Part of the issue is that you shouldn't be using the PF, or rarely using
it. Programs should be accessing only the fields they need through views
or logical files. That way you can minimize the number of programs that
need to be recompiled.
Now if you have changed a field definition, then programs that use that
field will need to be reviewed and, nearly always, changed.
Using views or logical files is easiest if you are planning a new
database, but it can gradually be retrofitted to an existing database.
And in both cases if requires discipline to keep in place.
This approach isn't externalizing IO, and I'm honestly not sure how, or
if, I'd go about externalizing IO, but I throw this into the discussion
mix. (Using SQL views and pushing as much logic as possible back into
the database might be something to consider.)

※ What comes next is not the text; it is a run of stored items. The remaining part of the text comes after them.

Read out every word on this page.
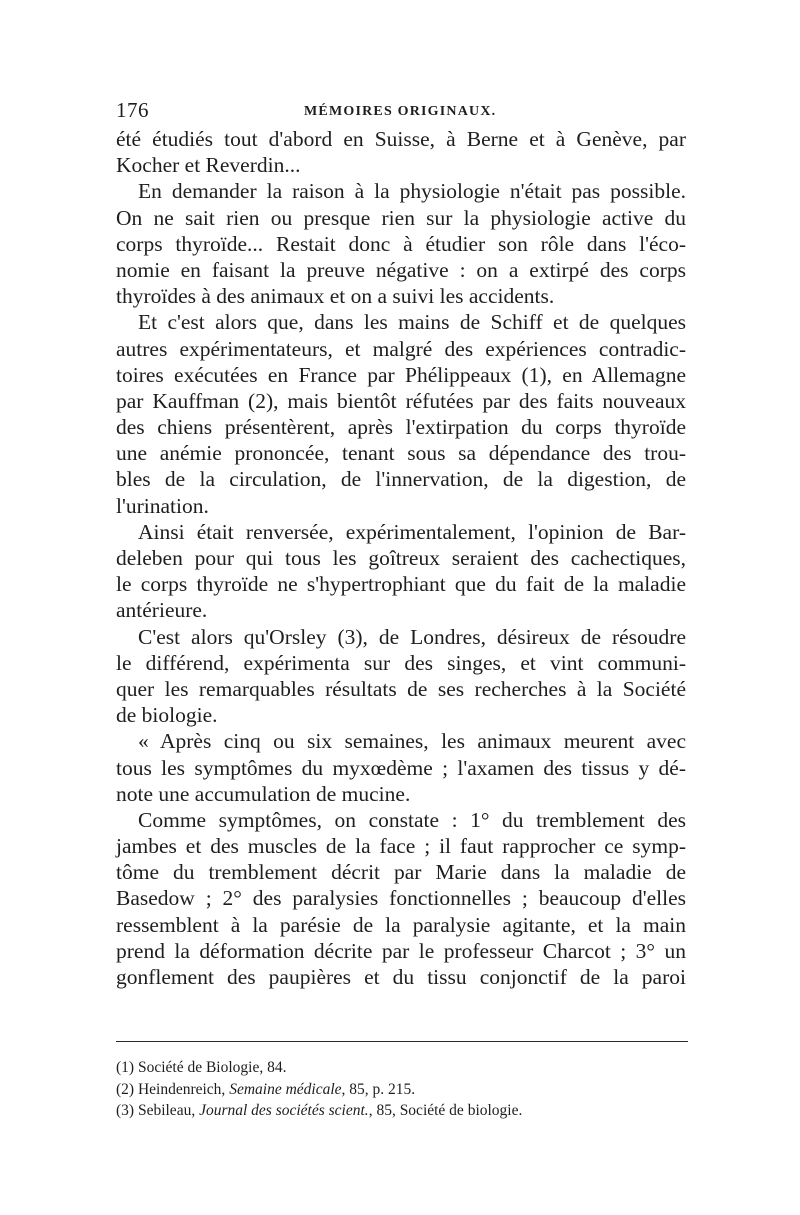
176	MÉMOIRES ORIGINAUX.
été étudiés tout d'abord en Suisse, à Berne et à Genève, par
Kocher et Reverdin...
En demander la raison à la physiologie n'était pas possible.
On ne sait rien ou presque rien sur la physiologie active du
corps thyroïde... Restait donc à étudier son rôle dans l'éco-
nomie en faisant la preuve négative : on a extirpé des corps
thyroïdes à des animaux et on a suivi les accidents.
Et c'est alors que, dans les mains de Schiff et de quelques
autres expérimentateurs, et malgré des expériences contradic-
toires exécutées en France par Phélippeaux (1), en Allemagne
par Kauffman (2), mais bientôt réfutées par des faits nouveaux
des chiens présentèrent, après l'extirpation du corps thyroïde
une anémie prononcée, tenant sous sa dépendance des trou-
bles de la circulation, de l'innervation, de la digestion, de
l'urination.
Ainsi était renversée, expérimentalement, l'opinion de Bar-
deleben pour qui tous les goîtreux seraient des cachectiques,
le corps thyroïde ne s'hypertrophiant que du fait de la maladie
antérieure.
C'est alors qu'Orsley (3), de Londres, désireux de résoudre
le différend, expérimenta sur des singes, et vint communi-
quer les remarquables résultats de ses recherches à la Société
de biologie.
« Après cinq ou six semaines, les animaux meurent avec
tous les symptômes du myxœdème ; l'axamen des tissus y dé-
note une accumulation de mucine.
Comme symptômes, on constate : 1° du tremblement des
jambes et des muscles de la face ; il faut rapprocher ce symp-
tôme du tremblement décrit par Marie dans la maladie de
Basedow ; 2° des paralysies fonctionnelles ; beaucoup d'elles
ressemblent à la parésie de la paralysie agitante, et la main
prend la déformation décrite par le professeur Charcot ; 3° un
gonflement des paupières et du tissu conjonctif de la paroi
(1) Société de Biologie, 84.
(2) Heindenreich, Semaine médicale, 85, p. 215.
(3) Sebileau, Journal des sociétés scient., 85, Société de biologie.
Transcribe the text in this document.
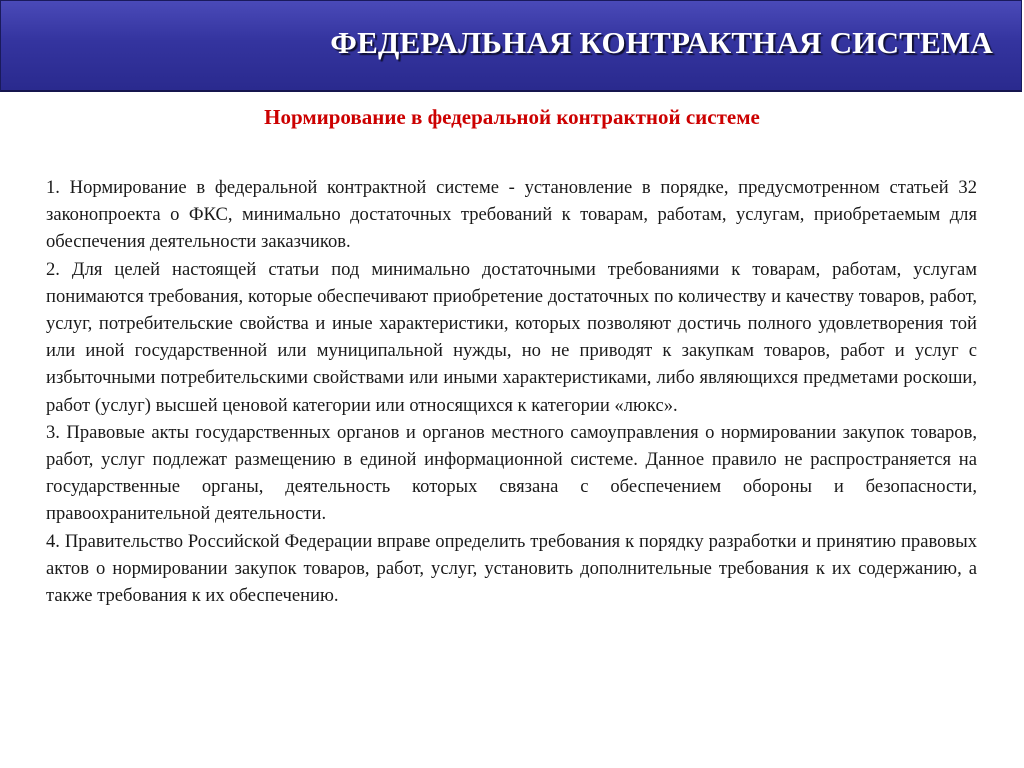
ФЕДЕРАЛЬНАЯ КОНТРАКТНАЯ СИСТЕМА
Нормирование в федеральной контрактной системе

1. Нормирование в федеральной контрактной системе - установление в порядке, предусмотренном статьей 32 законопроекта о ФКС, минимально достаточных требований к товарам, работам, услугам, приобретаемым для обеспечения деятельности заказчиков.

2. Для целей настоящей статьи под минимально достаточными требованиями к товарам, работам, услугам понимаются требования, которые обеспечивают приобретение достаточных по количеству и качеству товаров, работ, услуг, потребительские свойства и иные характеристики, которых позволяют достичь полного удовлетворения той или иной государственной или муниципальной нужды, но не приводят к закупкам товаров, работ и услуг с избыточными потребительскими свойствами или иными характеристиками, либо являющихся предметами роскоши, работ (услуг) высшей ценовой категории или относящихся к категории «люкс».

3. Правовые акты государственных органов и органов местного самоуправления о нормировании закупок товаров, работ, услуг подлежат размещению в единой информационной системе. Данное правило не распространяется на государственные органы, деятельность которых связана с обеспечением обороны и безопасности, правоохранительной деятельности.

4. Правительство Российской Федерации вправе определить требования к порядку разработки и принятию правовых актов о нормировании закупок товаров, работ, услуг, установить дополнительные требования к их содержанию, а также требования к их обеспечению.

I wrote this article about it back in 2009:
<
http://mcpressonline.com/programming/rpg/use-a-logical-file-layer-to-minimize-recompiles-from-field-additions.html>
Sam
On 10/27/2016 9:02 AM, Justin Taylor wrote:
Let me explain the issue I'm trying to solve so we're both on the same page. Traditionally, RPG references a PF directly and is tied to the record format at compile time. If an existing column was changed in the PF, all the RPG programs that use it will fail with level check errors. This is rather than having them run over bogus data. So the question is how to get the data to/from that PF without tying every RPG program to a static format.